Near the Ulsoor Lake stands the elegant and white Sikh Gurudwara. Opened on 13 April 1946, it is the main Sikh temple in Bangalore. Having been renovated recently, the temple looks resplendent with marble floors.
The Sikhs have a unique belief: all human beings are one. Devotees from all religions and communities are welcome to the temple. The prayer hall is large and well-ventilated. It can accommodate about 500 devotees at a time. Special prayers are offered every Sunday and the temple wears a colourful look.
Nearly a thousand people from all religions come here to worship. Bhajans and kirtanas are sung in praise of Guru Nanak and Guru Granth Sahib. After this, meals (vegetables, dal, chapatis and payasam) are served to all. There is a school, a medical centre and a function hall in the premises.
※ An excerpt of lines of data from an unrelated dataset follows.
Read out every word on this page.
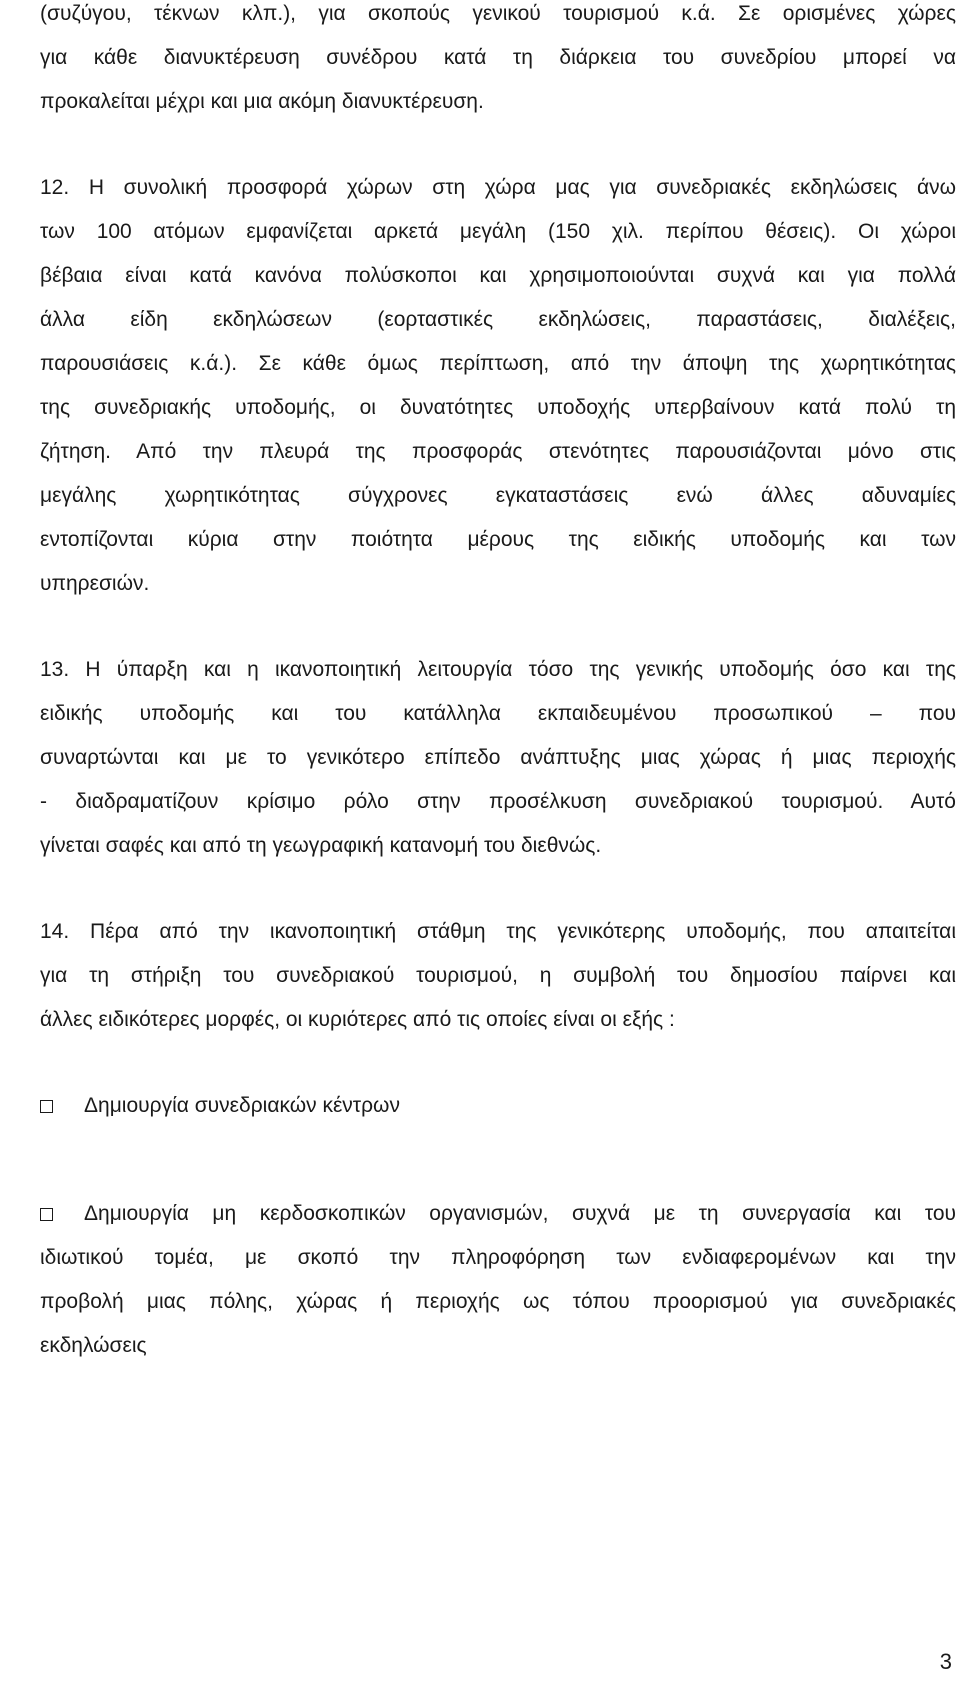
(συζύγου, τέκνων κλπ.), για σκοπούς γενικού τουρισμού κ.ά. Σε ορισμένες χώρες
για κάθε διανυκτέρευση συνέδρου κατά τη διάρκεια του συνεδρίου μπορεί να
προκαλείται μέχρι και μια ακόμη διανυκτέρευση.
12. Η συνολική προσφορά χώρων στη χώρα μας για συνεδριακές εκδηλώσεις άνω
των 100 ατόμων εμφανίζεται αρκετά μεγάλη (150 χιλ. περίπου θέσεις). Οι χώροι
βέβαια είναι κατά κανόνα πολύσκοποι και χρησιμοποιούνται συχνά και για πολλά
άλλα είδη εκδηλώσεων (εορταστικές εκδηλώσεις, παραστάσεις, διαλέξεις,
παρουσιάσεις κ.ά.). Σε κάθε όμως περίπτωση, από την άποψη της χωρητικότητας
της συνεδριακής υποδομής, οι δυνατότητες υποδοχής υπερβαίνουν κατά πολύ τη
ζήτηση. Από την πλευρά της προσφοράς στενότητες παρουσιάζονται μόνο στις
μεγάλης χωρητικότητας σύγχρονες εγκαταστάσεις ενώ άλλες αδυναμίες
εντοπίζονται κύρια στην ποιότητα μέρους της ειδικής υποδομής και των
υπηρεσιών.
13. Η ύπαρξη και η ικανοποιητική λειτουργία τόσο της γενικής υποδομής όσο και της
ειδικής υποδομής και του κατάλληλα εκπαιδευμένου προσωπικού – που
συναρτώνται και με το γενικότερο επίπεδο ανάπτυξης μιας χώρας ή μιας περιοχής
- διαδραματίζουν κρίσιμο ρόλο στην προσέλκυση συνεδριακού τουρισμού. Αυτό
γίνεται σαφές και από τη γεωγραφική κατανομή του διεθνώς.
14. Πέρα από την ικανοποιητική στάθμη της γενικότερης υποδομής, που απαιτείται
για τη στήριξη του συνεδριακού τουρισμού, η συμβολή του δημοσίου παίρνει και
άλλες ειδικότερες μορφές, οι κυριότερες από τις οποίες είναι οι εξής :
Δημιουργία συνεδριακών κέντρων
Δημιουργία μη κερδοσκοπικών οργανισμών, συχνά με τη συνεργασία και του
ιδιωτικού τομέα, με σκοπό την πληροφόρηση των ενδιαφερομένων και την
προβολή μιας πόλης, χώρας ή περιοχής ως τόπου προορισμού για συνεδριακές
εκδηλώσεις
3
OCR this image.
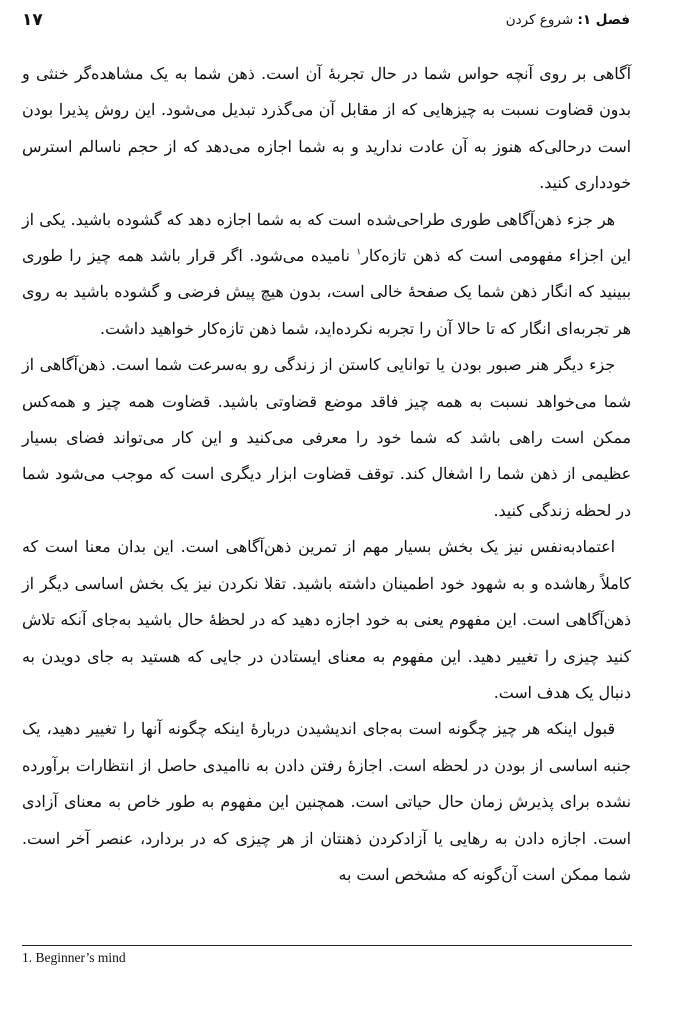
۱۷	فصل ۱: شروع کردن

آگاهی بر روی آنچه حواس شما در حال تجربهٔ آن است. ذهن شما به یک مشاهده‌گر خنثی و بدون قضاوت نسبت به چیزهایی که از مقابل آن می‌گذرد تبدیل می‌شود. این روش پذیرا بودن است درحالی‌که هنوز به آن عادت ندارید و به شما اجازه می‌دهد که از حجم ناسالم استرس خودداری کنید.

هر جزء ذهن‌آگاهی طوری طراحی‌شده است که به شما اجازه دهد که گشوده باشید. یکی از این اجزاء مفهومی است که ذهن تازه‌کار$^۱$ نامیده می‌شود. اگر قرار باشد همه چیز را طوری ببینید که انگار ذهن شما یک صفحهٔ خالی است، بدون هیچ پیش فرضی و گشوده باشید به روی هر تجربه‌ای انگار که تا حالا آن را تجربه نکرده‌اید، شما ذهن تازه‌کار خواهید داشت.

جزء دیگر هنر صبور بودن یا توانایی کاستن از زندگی رو به‌سرعت شما است. ذهن‌آگاهی از شما می‌خواهد نسبت به همه چیز فاقد موضع قضاوتی باشید. قضاوت همه چیز و همه‌کس ممکن است راهی باشد که شما خود را معرفی می‌کنید و این کار می‌تواند فضای بسیار عظیمی از ذهن شما را اشغال کند. توقف قضاوت ابزار دیگری است که موجب می‌شود شما در لحظه زندگی کنید.

اعتمادبه‌نفس نیز یک بخش بسیار مهم از تمرین ذهن‌آگاهی است. این بدان معنا است که کاملاً رهاشده و به شهود خود اطمینان داشته باشید. تقلا نکردن نیز یک بخش اساسی دیگر از ذهن‌آگاهی است. این مفهوم یعنی به خود اجازه دهید که در لحظهٔ حال باشید به‌جای آنکه تلاش کنید چیزی را تغییر دهید. این مفهوم به معنای ایستادن در جایی که هستید به جای دویدن به دنبال یک هدف است.

قبول اینکه هر چیز چگونه است به‌جای اندیشیدن دربارهٔ اینکه چگونه آنها را تغییر دهید، یک جنبه اساسی از بودن در لحظه است. اجازهٔ رفتن دادن به ناامیدی حاصل از انتظارات برآورده نشده برای پذیرش زمان حال حیاتی است. همچنین این مفهوم به طور خاص به معنای آزادی است. اجازه دادن به رهایی یا آزادکردن ذهنتان از هر چیزی که در بردارد، عنصر آخر است. شما ممکن است آن‌گونه که مشخص است به

1. Beginner’s mind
The temple also provides accommodation (a day's stay) to the tourists. The Sri Guru Singh Sabha manages the affairs of the temple, but it is the devotees who sponsor free medical consultancy and Sunday meals.
This place is unlike anything in the city, and reflects oriental charm and spiritual ambiance. The intention of this society is to teach, and spread the wisdom of Lord Buddha. The Buddhist Temple is magnificent with daunting Gopuras. The main hall can accommodate about 800 people and functions like discourses and mediation sessions are held here. There is a community hall where social functions, artistic, cultural shows, seminars and study activities are held.
This temple is an exact replica of the Buddhagaya Temple, and what takes the breath away is the architecture, beautiful murals and awesome statues in the shrine. There is a huge Bodhi tree, and is a sapling of the original tree was Buddha used to mediate. You can feel a great spiritual serenity here, and is an ideal place to meditate, and recharge your chakras. Every Sunday there are discourses, and is an edifying experience. The senior monks speak on subjects ranging from Suttas, meditation, Karma, death and rebirth.